Weight-Biased Leftist Heaps: advantages of top-down version of merge?

Question

I am self-studying Okasaki's Purely Functional Data Structures, now on exercise 3.4, which asks to reason about and implement a weight-biased leftist heap. This is my basic implementation:

(* 3.4 (b) *)
functor WeightBiasedLeftistHeap (Element : Ordered) : Heap =
struct
  structure Elem = Element

  datatype Heap = E | T of int * Elem.T * Heap * Heap

  fun size E = 0
    | size (T (s, _, _, _)) = s
  fun makeT (x, a, b) =
    let
      val sizet = size a + size b + 1
    in
      if size a >= size b then T (sizet, x, a, b)
      else T (sizet, x, b, a)
    end

  val empty = E
  fun isEmpty E = true | isEmpty _ = false

  fun merge (h, E) = h
    | merge (E, h) = h
    | merge (h1 as T (_, x, a1, b1), h2 as T (_, y, a2, b2)) =
      if Elem.leq (x, y) then makeT (x, a1, merge (b1, h2))
      else makeT (y, a2, merge (h1, b2))
  fun insert (x, h) = merge (T (1, x, E, E), h)

  fun findMin E = raise Empty
    | findMin (T (_, x, a, b)) = x
  fun deleteMin E = raise Empty
    | deleteMin (T (_, x, a, b)) = merge (a, b)
end

Now, in 3.4 (c) & (d), it asks:

Currently, merge operates in two passes: a top-down pass consisting of calls to merge, and a bottom-up pass consisting of calls to the helper function, makeT. Modify merge to operate in a single, top-down pass. What advantages would the top-down version of merge have in a lazy environment? In a concurrent environment?

I changed the merge function by simply inlining makeT, but I fail to see any advantages, so I think I haven't grasped the spirit of these parts of the exercise. What am I missing?

  fun merge (h, E) = h
    | merge (E, h) = h
    | merge (h1 as T (s1, x, a1, b1), h2 as T (s2, y, a2, b2)) =
      let
        val st = s1 + s2
        val (v, a, b) =
          if Elem.leq (x, y) then (x, a1, merge (b1, h2))
          else (y, a2, merge (h1, b2))
        in
          if size a >= size b then T (st, v, a, b)
          else T (st, v, b, a)
        end

---

I think I've figured out one point with regards to lazy evaluation. If I don't use the recursive merge to calculate the size, then the recursive call won't need to be evaluated until the child is needed:

  fun merge (h, E) = h
    | merge (E, h) = h
    | merge (h1 as T (s1, x, a1, b1), h2 as T (s2, y, a2, b2)) =
      let
    val st = s1 + s2
        val (v, ma, mb1, mb2) =
        if Elem.leq (x, y) then (x, a1, b1, h2)
        else (y, a2, h1, b2)
      in
        if size ma >= size mb1 + size mb2
        then T (st, v, ma, merge (mb1, mb2))
        else T (st, v, merge (mb1, mb2), ma)
      end

Is that all? I am not sure about concurrency though.

Answer 1

I think you've essentially got it as far as the lazy evaluation goes -- it's not very helpful to use lazy evaluation if you are going to have to end up traversing the whole data structure to find out anything every time you do a merge...

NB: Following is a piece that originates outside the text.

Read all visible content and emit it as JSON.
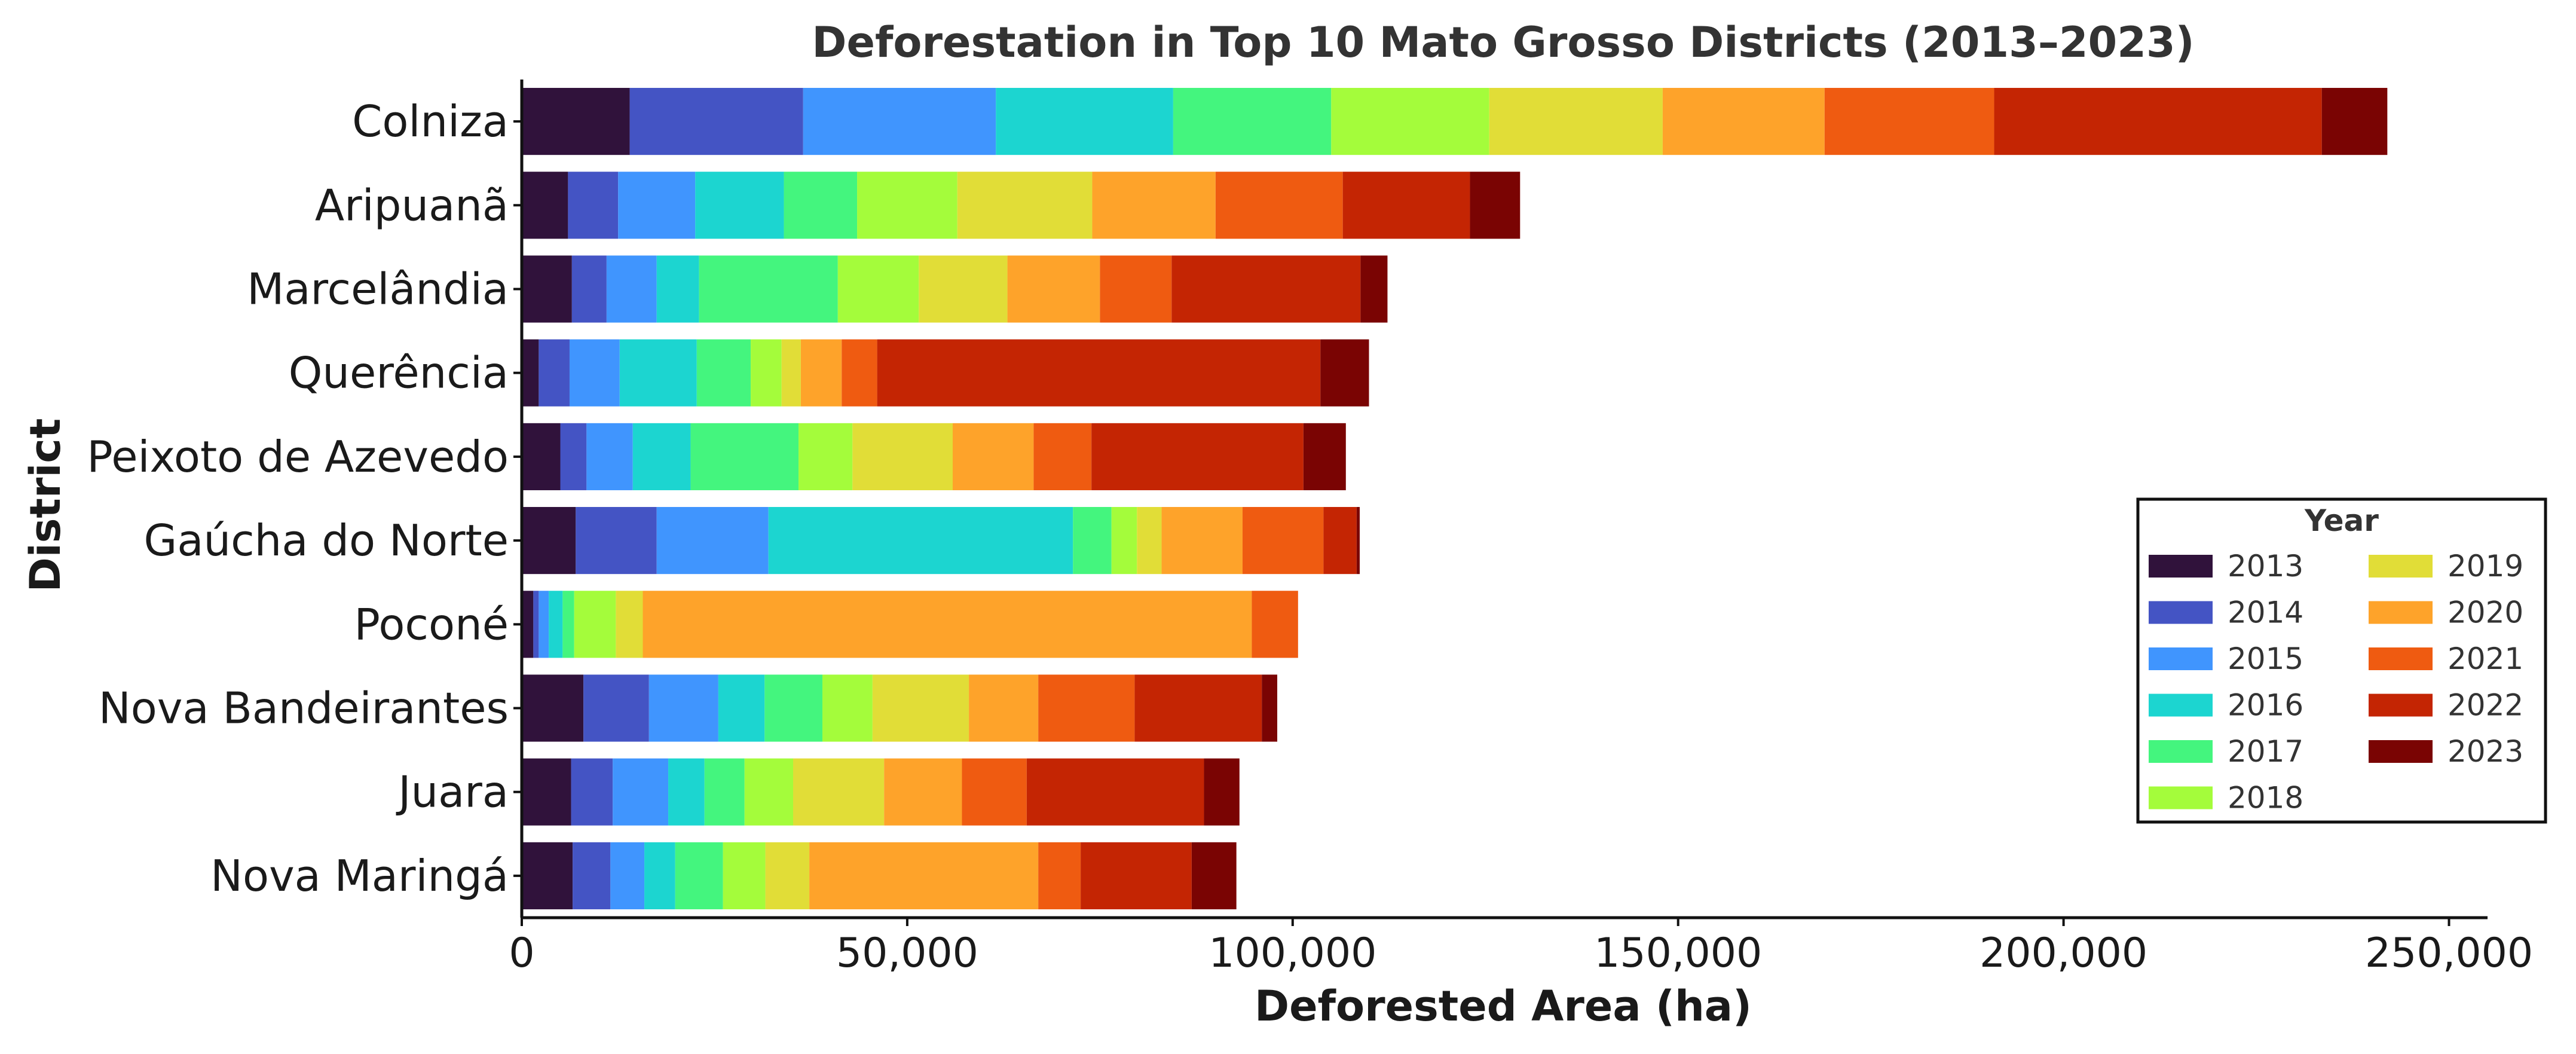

As to the concurrency, I expect the issue is that if, while one thread is evaluating the merge, another comes along and wants to look something up, it will not be able to get anything useful done at least until the first thread completes the merge. (And it might even take longer than that.)

Answer 2

It doesn’t any benefit to WMERGE-3-4C function in a lazy environment. It still does all the work that the original down-up merge did. It pretty sure it would not be any easier for the language system to memorize.. No benefit to WMERGE-3-4C functions in a concurrent environment. Each call to WMERGE-3-4C does all its work before passing the buck to another instance of WMERGE-3-4C. In fact, if we eliminated the recursion by hand, WMERGE-3-4C could be implemented as a single loop that does all the work while accumulating a stack, then a second loop that does the REDUCE work on the stack. The first loop would not be naturally parallizable, though maybe the REDUCE could operate by calling the function on pairs, in parallel, until only one element remained in the list.